Das ist nicht immer einfach – denn zum ärztlichen Selbstverständnis zählt auch, der Qualität und Sicherheit der Patientenbehandlung höchste Priorität einzuräumen und Patienten so vor vermeidbarem Leid zu schützen. Fehler können deshalb an eben diesem Selbstverständnis nagen.

So helfen Meldeplattformen bei der Fehlerbearbeitung

Um Fehler systematisch aufzuarbeiten, empfiehlt sich zum einen die Nutzung von CIRS. Die Abkürzung steht für „Critical Incident Reporting System“ und beschreibt ein Meldesystem, um Fehler, Beinahe-Fehler oder weitere Schadensfälle anonymisiert zu dokumentieren.

Das Sicherheitskonzept kommt in Hochsicherheitsbranchen wie zum Beispiel der Luftfahrt zum Einsatz und seit geraumer Zeit unter dem Titel „CIRSmedical“ auch im Gesundheitswesen – betrieben von der Bundesärztekammer.

Während CIRSmedical den ambulanten und stationären Sektor gleichermaßen abdeckt, gibt es weitere Internetangebote zum strukturierten Fehlermanagement, die ihren Schwerpunkt auf Arztpraxen legen.

Die Plattform „Jeder Fehler zählt“ ist als offenes Fehlerberichts- und Lernsystem für Hausarztpraxen konzipiert. Praxis­inhaberinnen und -inhaber können Fehler anonym melden und auch andere gemeldete Fehlerberichte lesen.

Das Konzept will so eine offenere Fehlerkultur im Praxisbetrieb fördern, da es auch Patientinnen und Patienten transparent zeigt, wie Praxen mit Fehlern umgehen und diese bewältigt haben. Erfahrungsberichte der Kollegen helfen somit bei Bedarf auch, die eigenen praxisinternen Abläufe anzupassen, um Fehler zu minimieren.

Wie Ärzte daraus zusätzlich lernen können

Hier befindet sich ein zusätzliches Ziel von „Jeder Fehler zählt“: Das Tool gibt Hausarztpraxen Strategien zur Fehlervermeidung an die Hand. Konkret beinhalten sie Tipps für reibungslosere Impfungen und Medikationen sowie Hinweise für telefonische Anfragen und zur Patienten-identifikation.
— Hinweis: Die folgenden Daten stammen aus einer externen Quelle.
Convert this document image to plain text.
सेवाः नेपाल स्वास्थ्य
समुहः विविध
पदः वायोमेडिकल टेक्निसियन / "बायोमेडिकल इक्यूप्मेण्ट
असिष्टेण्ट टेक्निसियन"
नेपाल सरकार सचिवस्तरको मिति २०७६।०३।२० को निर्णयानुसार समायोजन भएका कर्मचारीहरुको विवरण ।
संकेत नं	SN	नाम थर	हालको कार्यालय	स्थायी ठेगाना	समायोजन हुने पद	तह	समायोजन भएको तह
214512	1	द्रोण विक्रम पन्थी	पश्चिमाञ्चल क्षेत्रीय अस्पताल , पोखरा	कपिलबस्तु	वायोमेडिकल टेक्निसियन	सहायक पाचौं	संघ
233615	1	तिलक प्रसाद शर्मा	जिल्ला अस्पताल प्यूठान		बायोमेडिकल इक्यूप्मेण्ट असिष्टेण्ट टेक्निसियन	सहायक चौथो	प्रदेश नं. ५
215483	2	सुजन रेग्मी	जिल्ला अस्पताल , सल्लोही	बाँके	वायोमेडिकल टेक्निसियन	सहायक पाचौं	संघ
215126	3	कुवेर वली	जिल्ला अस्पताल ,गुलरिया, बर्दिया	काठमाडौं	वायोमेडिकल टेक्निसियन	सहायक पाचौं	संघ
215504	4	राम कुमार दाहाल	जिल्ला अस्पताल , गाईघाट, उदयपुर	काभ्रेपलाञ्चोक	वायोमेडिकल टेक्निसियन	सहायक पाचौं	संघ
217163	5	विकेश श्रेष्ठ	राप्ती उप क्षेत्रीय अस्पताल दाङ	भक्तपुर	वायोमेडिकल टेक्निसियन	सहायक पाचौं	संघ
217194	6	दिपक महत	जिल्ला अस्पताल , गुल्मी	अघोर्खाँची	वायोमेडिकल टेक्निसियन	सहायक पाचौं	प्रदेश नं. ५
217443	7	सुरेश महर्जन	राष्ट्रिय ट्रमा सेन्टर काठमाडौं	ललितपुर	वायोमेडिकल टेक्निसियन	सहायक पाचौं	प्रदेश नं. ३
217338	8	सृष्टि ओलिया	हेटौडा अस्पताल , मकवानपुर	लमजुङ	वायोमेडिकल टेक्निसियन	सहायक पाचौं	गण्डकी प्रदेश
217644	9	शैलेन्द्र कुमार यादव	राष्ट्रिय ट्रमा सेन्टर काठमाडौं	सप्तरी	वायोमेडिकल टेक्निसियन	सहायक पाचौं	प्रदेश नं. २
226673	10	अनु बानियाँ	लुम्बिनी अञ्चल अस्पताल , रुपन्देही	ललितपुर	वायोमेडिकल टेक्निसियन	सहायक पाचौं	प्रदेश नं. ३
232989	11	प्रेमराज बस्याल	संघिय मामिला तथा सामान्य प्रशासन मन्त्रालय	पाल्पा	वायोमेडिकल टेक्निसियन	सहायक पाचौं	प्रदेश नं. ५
Außerdem werden mögliche Fehlerquellen bei Rezepten genannt. Ähnlich wie „Jeder Fehler zählt“ ist auch die Plattform „CIRSforte“ aufgebaut. E-Learning-Angebote, unterteilt in drei Online-Module, unterstützen die Praxen bei der Einrichtung eines Fehlermanagements.

Außerdem finden Praxischefs Handlungsempfehlungen sowie Vorlagen und Formulare zum Download. Die zwei genannten Systeme werden jeweils von einem breiten Netzwerk aus dem Gesundheitswesen unterstützt, sowohl vonseiten der Ärzteschaft als auch der Patientenvertretungen.